Experimental comparison of upper bounds for the tree edit distance
(master thesis or bachelor project)
The tree edit distance measure is usually the first choice for comparing tree-structured data. It is defined as the minimum number of simple edit operations (delete, insert, and relabel) to transform one tree into another. However, due to its cubic runtime complexity it is disregarded in some applications. Efficient approximation techniques are required, especially for large input instances. Examples of large trees (having often millions of nodes) are merger trees of galaxies in astrophysics, or assets and bills of material in enterprise resource planning.

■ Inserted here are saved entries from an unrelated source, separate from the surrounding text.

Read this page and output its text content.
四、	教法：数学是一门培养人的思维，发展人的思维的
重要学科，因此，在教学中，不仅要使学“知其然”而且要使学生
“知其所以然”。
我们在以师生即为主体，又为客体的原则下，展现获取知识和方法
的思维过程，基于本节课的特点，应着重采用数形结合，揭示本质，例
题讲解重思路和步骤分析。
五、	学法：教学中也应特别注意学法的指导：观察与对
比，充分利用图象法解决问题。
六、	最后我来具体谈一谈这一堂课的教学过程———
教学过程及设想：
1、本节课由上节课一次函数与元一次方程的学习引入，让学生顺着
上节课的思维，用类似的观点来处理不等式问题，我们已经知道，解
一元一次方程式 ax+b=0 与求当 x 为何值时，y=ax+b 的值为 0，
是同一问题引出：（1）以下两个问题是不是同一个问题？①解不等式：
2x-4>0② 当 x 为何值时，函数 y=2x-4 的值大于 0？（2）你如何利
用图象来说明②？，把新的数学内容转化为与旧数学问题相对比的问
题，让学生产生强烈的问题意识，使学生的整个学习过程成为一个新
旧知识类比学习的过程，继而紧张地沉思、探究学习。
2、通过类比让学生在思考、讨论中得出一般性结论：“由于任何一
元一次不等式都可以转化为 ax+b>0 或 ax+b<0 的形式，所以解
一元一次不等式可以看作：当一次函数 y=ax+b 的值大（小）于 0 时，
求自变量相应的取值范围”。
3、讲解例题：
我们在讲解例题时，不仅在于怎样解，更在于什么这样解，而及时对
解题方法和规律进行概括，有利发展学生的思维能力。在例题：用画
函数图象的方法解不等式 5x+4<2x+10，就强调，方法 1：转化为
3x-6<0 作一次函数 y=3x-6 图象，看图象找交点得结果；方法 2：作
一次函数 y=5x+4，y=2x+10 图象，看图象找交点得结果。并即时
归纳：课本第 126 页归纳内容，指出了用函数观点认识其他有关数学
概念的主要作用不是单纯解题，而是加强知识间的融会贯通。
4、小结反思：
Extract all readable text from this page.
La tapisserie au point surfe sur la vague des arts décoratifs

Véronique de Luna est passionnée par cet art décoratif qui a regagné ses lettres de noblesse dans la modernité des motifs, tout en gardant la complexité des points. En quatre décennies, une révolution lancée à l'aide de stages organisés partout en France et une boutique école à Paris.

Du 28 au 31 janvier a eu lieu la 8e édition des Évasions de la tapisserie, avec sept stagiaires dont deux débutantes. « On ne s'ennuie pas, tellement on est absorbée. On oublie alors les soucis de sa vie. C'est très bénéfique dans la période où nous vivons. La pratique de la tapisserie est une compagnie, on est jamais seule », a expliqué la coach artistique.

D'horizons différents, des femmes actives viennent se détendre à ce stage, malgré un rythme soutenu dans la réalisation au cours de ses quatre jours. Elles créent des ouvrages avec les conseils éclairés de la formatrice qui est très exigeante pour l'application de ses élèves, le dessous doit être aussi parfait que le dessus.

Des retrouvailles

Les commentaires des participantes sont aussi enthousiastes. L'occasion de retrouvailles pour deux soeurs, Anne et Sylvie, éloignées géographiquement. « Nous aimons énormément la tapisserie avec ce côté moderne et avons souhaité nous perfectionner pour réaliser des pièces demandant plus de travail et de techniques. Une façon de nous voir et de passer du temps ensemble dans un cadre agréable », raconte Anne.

More efficient upper bound approximations of the tree edit distance have been proposed. They impose additional restrictions on when and where in the trees the edit operations are allowed. These solutions have quadratic runtime complexity and return a distance value which is larger or equal to the tree edit distance. Most upper bounds have been developed in the algorithmic community which results in no, or very simplified, empirical evaluation. This makes it hard to choose a suitable algorithm.
The main goal of this thesis is to implement the upper bound algorithms for the tree edit distance and perform an exhaustive experimental evaluation. The following tasks are foreseen:
- study the related work concerning the upper bounds for the tree edit distance and deeply understand differences between the proposed methods,
- implement all algorithms in a common way which allows for objective testing,
- specify suitable measures and evaluate the algorithms against artificial and real-world datasets.